Genre : Science-Fiction , Action

Status : Terminée

Note :


Chapitre 18

Publié le 19/12/12 à 16:52:19 par Gregor

8.

Le simple fait de voir un visage enfin net, stable, qui ne tomba pas dans les ténèbres au bout d’un instant, m’indiqua que j’avais bien repris pieds, définitivement cette fois. On s’agitait autour de moi. Il ne devait y avoir que deux, peut-être trois autres personnes.
— Vous avez une bonne étoile, Gregor … Le sang écossais est décidément plus tenace que ce que je pouvais imaginer …
— Mon amiral …
Nielsen se tenait à mes coté, un sourire discret sur ses lèvres. Il avait troqué son habit d’apparat pour une tenue grise composé d’un pantalon et d’une chemisette aux coupes régulières, bien plus adaptés. Mais sa position émanait toujours, solaire, tandis que son visage encore tonique se penchait vers le mien.
— Vous ne vous en tirez vraiment pas trop mal. Les cybernautes ont annihilé le cheval de Troie qu’il avait fait transiter. Un acte très lâche … Le fait de reconfigurer cet homme a dû vous demander beaucoup d’énergie, et il comptait sans doute dessus pour vous rendre plus immobile qu’un légume …
— Cyrill a tout fait, justifiai-je d’une voix faible mais assuré.
— Sa mission d’Inquisiteur n’a été possible que grâce à votre force psychique. Ce traitre l’aurait rendu fou.
— Où-est-il ?
— Au frais. Même s’il ne présente plus une grande menace à présent. J’ai jugé que la décision de vie ou de mort sur cet homme, aussi mauvais soit-il, n’incombe à personne d’autre qu’au Magister.
Le fait de savoir qu’il finirait jugé par un tribunal fantoche me dérangea. Comme si, tout à coup, je pouvais éprouver de la sympathie à son égard.
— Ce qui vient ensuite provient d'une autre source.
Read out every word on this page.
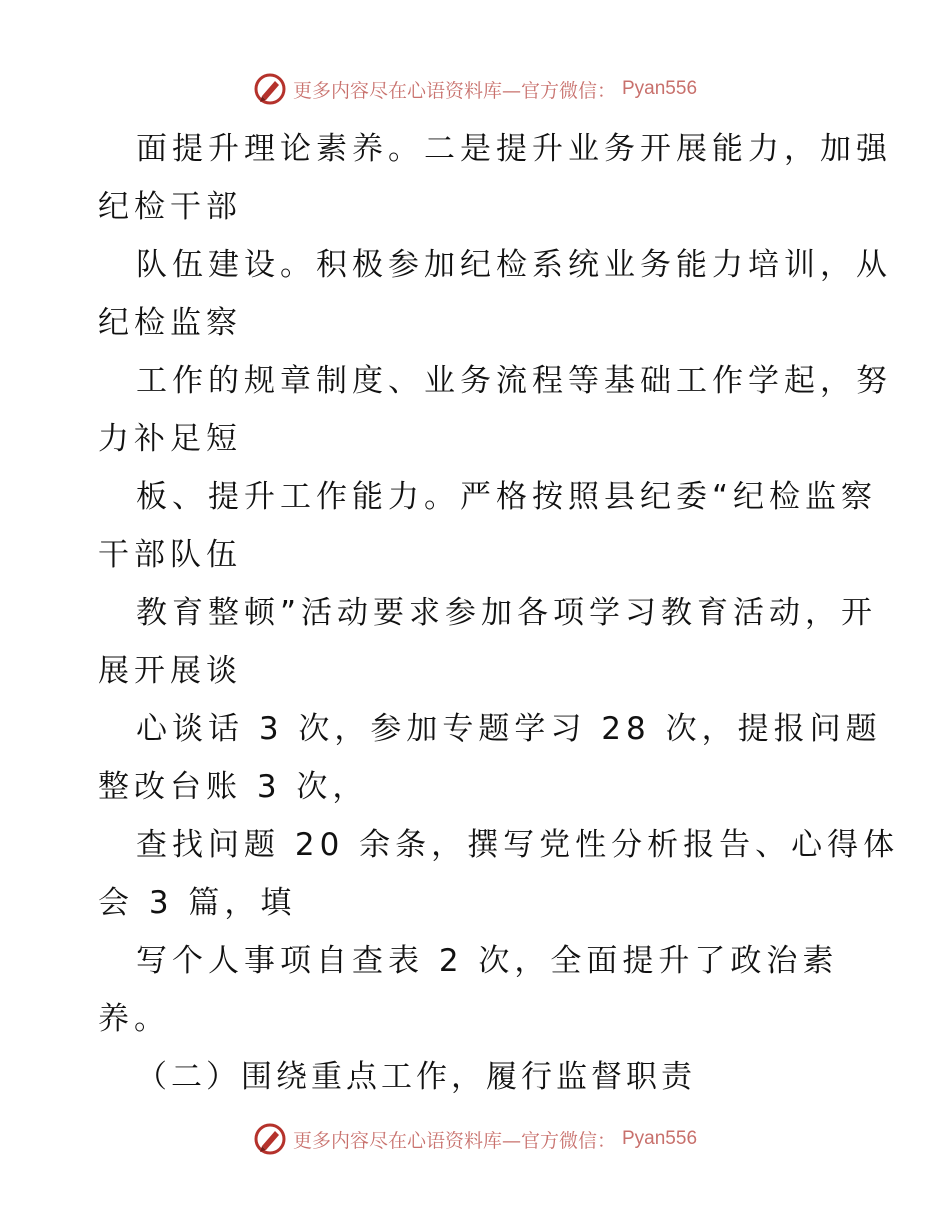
更多内容尽在心语资料库—官方微信： Pyan556
面提升理论素养。二是提升业务开展能力，加强
纪检干部
队伍建设。积极参加纪检系统业务能力培训，从
纪检监察
工作的规章制度、业务流程等基础工作学起，努
力补足短
板、提升工作能力。严格按照县纪委“纪检监察
干部队伍
教育整顿”活动要求参加各项学习教育活动，开
展开展谈
心谈话 3 次，参加专题学习 28 次，提报问题
整改台账 3 次，
查找问题 20 余条，撰写党性分析报告、心得体
会 3 篇，填
写个人事项自查表 2 次，全面提升了政治素
养。
（二）围绕重点工作，履行监督职责
更多内容尽在心语资料库—官方微信： Pyan556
Idée ridicule, qui persista, en arrière-gout.
— Et le reste des colons ?
Nielsen marqua une pause, avant de prendre un air soudain plus grave.
— Même à plus de dix kilomètres de l’impact initial, c’est une chance que vous soyez là. Pour l’Inquisiteur Beik , sa survie à court-terme est plus problématique. Alors, hélas, tous les … sacrifiés, tous ces hommes n’ont pas survécu. Aucun d’eux.
Huey aussi. Je pouvais presque devenir quelle terreur cela avait dû être, dans les fractions de secondes qui avait précédées sa mort. L’angoisse de la finitude, brutale, terminale. Et puis la désintégration, la non-existence. Victime malgré lui, il n’en restait pas moins un rebelle. Bon, honnête, mais au mauvais endroit, au mauvais moment.
— Ils ne seront pas morts en vains, commentai-je avec dépit.
— Il n’y a aucune mort vaine dans une guerre.
— Mon amiral …
— C’est une guerre que nous sommes en passe de gagner, continua Nielsen, sans s’arrêter. Une guerre qui va supposer encore quelques combats. Et si vous souhaiter terminer ce qui a été commencé, Capitaine Mac Mordan, une place de choix vous y attend.
Williamsburg. Il restait Williamsburg, et ses mines. La tragédie de Franklin avait dû s’ébruiter. Prendre cette position serait un enfer, à défaut de la détruire.
— Je suis votre homme, mon amiral …
Il sourit, sortit de la pièce. Sur le pas de la porte, il se retourna, une dernière fois.
— Ce sera un honneur pour moi de me tenir aux côtés d’un héros, capitaine.
Sa présence ne fut plus qu’un souvenir. L’instant d’après, un cybernaute se penchait à nouveau sur moi. Silencieux, rapide, il achevait de réparer ce que Nielsen, dans sa volonté de bien faire, avait contribué à détruire. Je ne pouvais lui en vouloir. Mais les hasards étaient, ces temps-ci, redoutablement concentrés autour de moi.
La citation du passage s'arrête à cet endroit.